I always try to look out for lesser known, interesting, or quirky attractions in any area I visit. It's different, and it avoids the crowds.
Ready, Get Set . . . Slow!
Every year, for the last 25 years, the summer excitement in the east of England comes to a peak when the International Snail Racing Championships are held.
Snails, up to 200 of them, come from far and wide to the small village of Congham (pop. 227) to take part in this internationally renowned competition:
- In 2012, the championship was postponed until 18 August 2012 because of a waterlogged field. And the winner was Racer!
- In 2013, the date was 20 July and the winner this time was... Racer II (son of Racer?).
- In 2014, the hot weekend meant that no records were broken on 19 July, but the winner was declared as Wells. If you don't believe me, and I suspect there are some doubters out there, you can see all the pictures on the official site.
- In 2015 the winner was George.
- In 2016, George's win was followed by Herbie 2.
- In 2017, Larry's win followed.
- The next race will be 21 July 2018.
Why not start training now?
The Snail Racing Rules
The rules are simple:
- The snails must be land snails (aquatic snails might find the going tough).
- Giant snails are not allowed.
- They must start behind the inner circle.
- The winner is the first to reach the outer circle.
- The distance from the inner to the outer circle is 13 inches (33 centimetres).
- The snails may have names.
- Fancy dress is allowed.
- Any trainers are allowed to cheer on their snails.
In fact, the rules actually state: "Giant foreign snails" are not allowed (my italics). I have never seen a giant snail in England, so I'm not sure whether a British giant snail would be permissible. Are small foreign snails are allowed to enter? Are they allowed into the country at all? Do they have to go through quarantine regulations? Would they even survive quarantine?
The person who starts the races is called the Snail Trainer. He too can wear fancy dress. The owners can also wear fancy dress. Indeed, anyone and everyone can have any costume that happens to appeal to them. Make it a merry occasion!
I'd guess that having a woolly suit might not be too much of an advantage to a snail but, who knows...?
Read More from WanderWisdom
Congham, like much of Norfolk, is a damp place. While this is ideally suited to the snails, sometimes it's just too much. In 2007 the whole competition was rained off.
In hot weather the course has to be kept watered to ensure ideal conditions for racing. Watering the course wasn't needed in the extra wet summer of 2012.
The Rivals in France
Another small village, this one in the south of France, holds snail racing championships in August. They call it the "Championnat du Monde de Vitesse d'Escargot". The winner is set free, but the losers.... Well, who knows in France?
According to the local mayor, the championship is a very serious competition, regardless of appearances. Some people train their snails for several days.

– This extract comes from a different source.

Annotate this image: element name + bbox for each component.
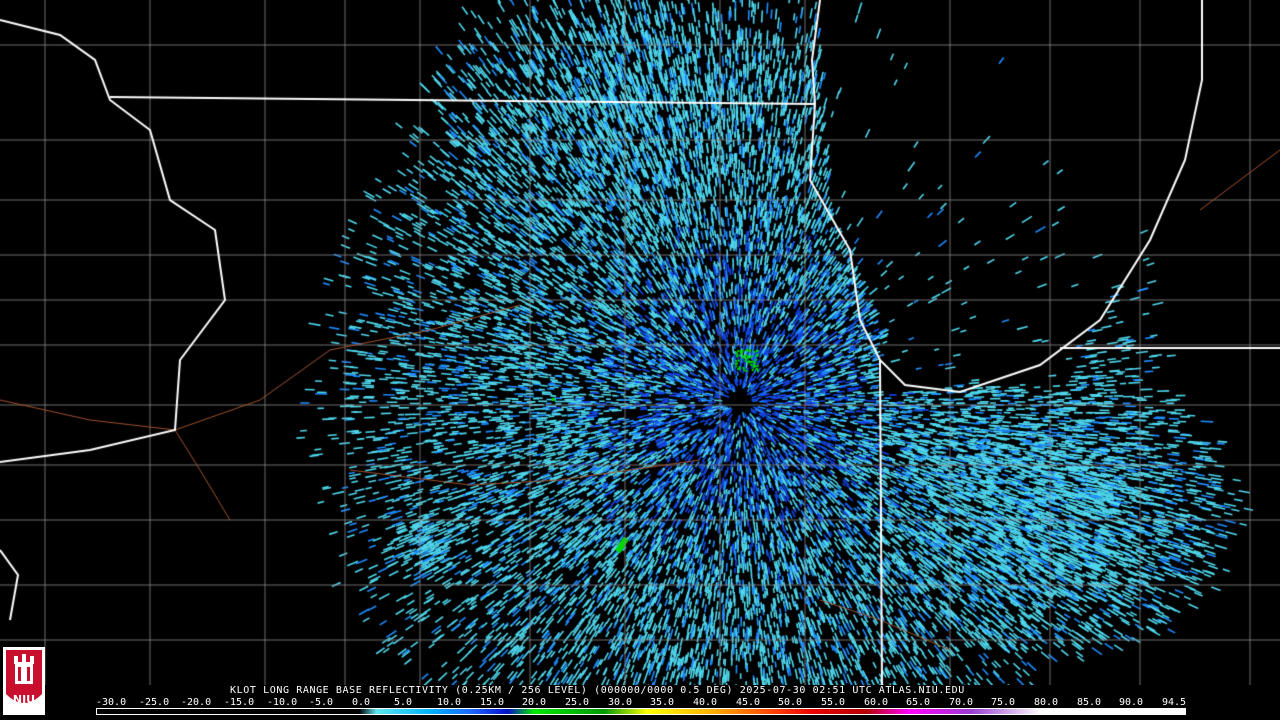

Some say the French competition started over 40 years ago, making it the first of its kind. Some also say that's where the people of Congham got the idea.
A True Story
One day, many years ago, while we were on holiday in France, we took our sons to a local restaurant for lunch. My husband chose escargots cooked in garlic butter.
"What's escargot, Daddy," asked our eldest, aged about seven at the time.
"Snails," came the reply. "Escargot is the French word for snail".
A few moments of thought. A puzzled look.
"Don't you find them a bit crunchy?"
"No, no, you don't eat the shells."
A few more moments of thought. A look of horror came across our son's face.
"Oh no! You don't eat the slimy bit, do you?!!!!"
My husband has never eaten another snail. Never.
In fact if you do watch the video above, you will find that indeed, foreign snails are allowed. It is truly an international event.
Other Things to Do in the Area
I know, of course, that your prime reason for visiting Norfolk will be for the snail racing, but while you are in the area, consider also seeing the Norfolk Broads (I imagine you could find many potential racing competitors there) or maybe pay a visit to the Queen at Sandringham House which is open to the public. The Duke and Duchess of Cambridge also have a place in Norfolk, Amner Hall, but this is most definitely not open to the public.
There are several other stately homes, two cathedrals in Norwich, medieval wool churches, round tower churches, castles and much much more.
So, whatever the weather, your visit to Norfolk need not be a single destination visit.